I’m interviewing Johnny Keefe, drummer from the boy band Boys Like Girls, who is an hour away from boarding a plane to Canada from Sydney, Australia. (“At least I think that’s what city we’re in,” he says, unconvincingly.)
I ask him if his publicist has informed him about the nature of my column, since I often find that, despite my best efforts, many publicists neglect to tell their artists I’m looking for a road story and not the typical “who-what-when-where-why” interview. Sure enough, it’s happened again. “I know nothing about it,” Keefe grumbles. “Our tour manager’s a complete retard—and you can print that. He never tells us anything!” (Including what city they’re in, apparently.)
It occurs to me there might be a story here. I can picture the headline—“Mentally Challenged Babysitter Leads Boy Band Astray”—but alas, I can’t get Keefe to spill any further details. Instead he tells me of a Myspace message he received only hours before, from a 15-year-old girl: “She wants to cut my skin off and wear it as her birthday suit on her birthday.”
“Wow!” I say. “She must... really like you?”
“It was a little weird,” says Keefe. “I looked at her MySpace page, and she had a lot of pictures of me, and she had said she was going to kill my fiancée, though I don’t have a fiancée.”
“Watch out for any girls with X-acto knives!” I say.
“Yeah, because that would not be cool.”
Unfortunately, this column is not about potential road stories; I need a story that’s actually happened. I decide to probe deeper. “Has anything remarkable happened to your band?” I prompt.
“Um... Bryan [Donahue, the band’s bassist] has fallen off the stage a couple of times. We’ll just be playing and all of a sudden—where’s Bryan? And he’ll just have fallen off.... It’s really weird.”
“How does that happen?”
“I don’t know. He just falls off. It’s really... weird.”
Oh, dear. Neither Keefe’s stories nor his adjectives are quite doing it for me.
“Where does your band name come from?” I ask, dismally resorting to the last refuge of the hack music journalist.
“Oh!” Keefe suddenly interjects. “This one time, we were driving in, like, Idaho, and it was really icy and snowy. It was my turn, and it was really late, and I’d been driving forever because I could only drive so fast. But then it started clearing up, so I started going about 75, and everything’s going along smooth for about 20 minutes, and then suddenly the road hadn’t been plowed, it just stopped, there was like a rip where the street was and then all of a sudden there was, like, snow and ice. I didn’t hit the brake, I just let off the gas, and we started to slide. We had, like, a 16-foot trailer behind us and it started to swerve, and we started to swerve, and then we went sideways down the highway. Eventually we managed to come to a stop, but we ended up in the ditch and had to get pulled out. I thought I was going to die.
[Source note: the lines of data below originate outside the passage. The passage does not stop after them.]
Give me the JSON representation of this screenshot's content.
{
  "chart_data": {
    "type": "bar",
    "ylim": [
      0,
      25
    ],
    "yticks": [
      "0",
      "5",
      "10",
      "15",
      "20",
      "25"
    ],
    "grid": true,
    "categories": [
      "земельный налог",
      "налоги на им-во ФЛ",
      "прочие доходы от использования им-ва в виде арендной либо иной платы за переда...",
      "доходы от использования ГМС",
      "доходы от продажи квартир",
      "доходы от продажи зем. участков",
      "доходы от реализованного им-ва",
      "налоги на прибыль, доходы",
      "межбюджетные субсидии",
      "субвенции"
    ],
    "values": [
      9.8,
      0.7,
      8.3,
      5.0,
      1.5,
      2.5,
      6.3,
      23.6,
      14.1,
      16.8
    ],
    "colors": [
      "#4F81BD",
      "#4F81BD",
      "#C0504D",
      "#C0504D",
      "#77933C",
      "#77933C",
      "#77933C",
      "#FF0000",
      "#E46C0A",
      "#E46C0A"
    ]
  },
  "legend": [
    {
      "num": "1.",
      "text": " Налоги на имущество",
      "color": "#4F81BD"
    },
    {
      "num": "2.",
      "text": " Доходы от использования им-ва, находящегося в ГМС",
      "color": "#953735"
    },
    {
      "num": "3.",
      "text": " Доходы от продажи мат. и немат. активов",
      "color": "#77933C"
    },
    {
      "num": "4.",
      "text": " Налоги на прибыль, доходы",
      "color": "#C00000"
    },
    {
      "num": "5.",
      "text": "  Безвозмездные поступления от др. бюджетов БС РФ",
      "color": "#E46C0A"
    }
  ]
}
“We ended up putting a video of it on MySpace, because we’d taped this whole thing happening, and on camera we’re like, ‘How did this happen?’ and we put a banana peel out there.”
I laugh. “And how does this relate to your band name?”
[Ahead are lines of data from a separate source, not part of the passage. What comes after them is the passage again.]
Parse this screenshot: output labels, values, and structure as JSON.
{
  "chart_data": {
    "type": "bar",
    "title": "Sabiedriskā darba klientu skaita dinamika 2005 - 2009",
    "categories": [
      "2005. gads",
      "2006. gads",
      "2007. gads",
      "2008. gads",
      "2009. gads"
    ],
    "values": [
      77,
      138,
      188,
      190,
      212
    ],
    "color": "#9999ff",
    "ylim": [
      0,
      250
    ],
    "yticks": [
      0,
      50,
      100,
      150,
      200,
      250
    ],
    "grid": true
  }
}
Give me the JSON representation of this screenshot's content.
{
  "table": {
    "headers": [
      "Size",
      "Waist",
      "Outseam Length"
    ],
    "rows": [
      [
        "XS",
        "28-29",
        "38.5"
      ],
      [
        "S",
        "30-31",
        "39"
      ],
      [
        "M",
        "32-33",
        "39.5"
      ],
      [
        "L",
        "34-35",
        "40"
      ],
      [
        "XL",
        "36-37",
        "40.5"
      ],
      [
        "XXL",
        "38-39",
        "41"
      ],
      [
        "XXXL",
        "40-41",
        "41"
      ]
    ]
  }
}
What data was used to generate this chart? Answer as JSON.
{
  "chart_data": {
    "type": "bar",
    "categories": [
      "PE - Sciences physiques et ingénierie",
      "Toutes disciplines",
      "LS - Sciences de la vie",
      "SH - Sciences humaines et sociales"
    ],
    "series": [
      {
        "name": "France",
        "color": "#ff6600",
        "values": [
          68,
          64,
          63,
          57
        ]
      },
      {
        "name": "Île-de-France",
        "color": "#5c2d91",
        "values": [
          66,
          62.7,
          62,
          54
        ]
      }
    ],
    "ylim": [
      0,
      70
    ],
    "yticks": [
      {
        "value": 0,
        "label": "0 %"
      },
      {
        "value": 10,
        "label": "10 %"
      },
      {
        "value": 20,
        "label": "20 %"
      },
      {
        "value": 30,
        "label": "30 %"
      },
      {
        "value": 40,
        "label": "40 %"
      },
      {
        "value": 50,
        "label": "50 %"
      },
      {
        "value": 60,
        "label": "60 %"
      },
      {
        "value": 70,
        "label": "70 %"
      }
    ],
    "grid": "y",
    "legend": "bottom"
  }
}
“Oh. It doesn’t relate at all.”
Bloody hell. “Right. Okay. Well, I was waiting for some part in the middle of this near crash where one of you would yell out, ‘Did you know that boys like girls?’ or something like that. But it never came up.”
“No. But if you want to add that in there, that’d be funny!”
And that, dear readers, is how it all happened: a trailer full of geographically challenged boys slipped on a banana peel on a deserted snowy highway in Idaho, and thus Boys Like Girls was born. You read it first in SEE.
And, for the record, I plan to avoid interviewing boy bands from now on.
Boys Like Girls play Rexall Place with Avril Lavigne on March 12.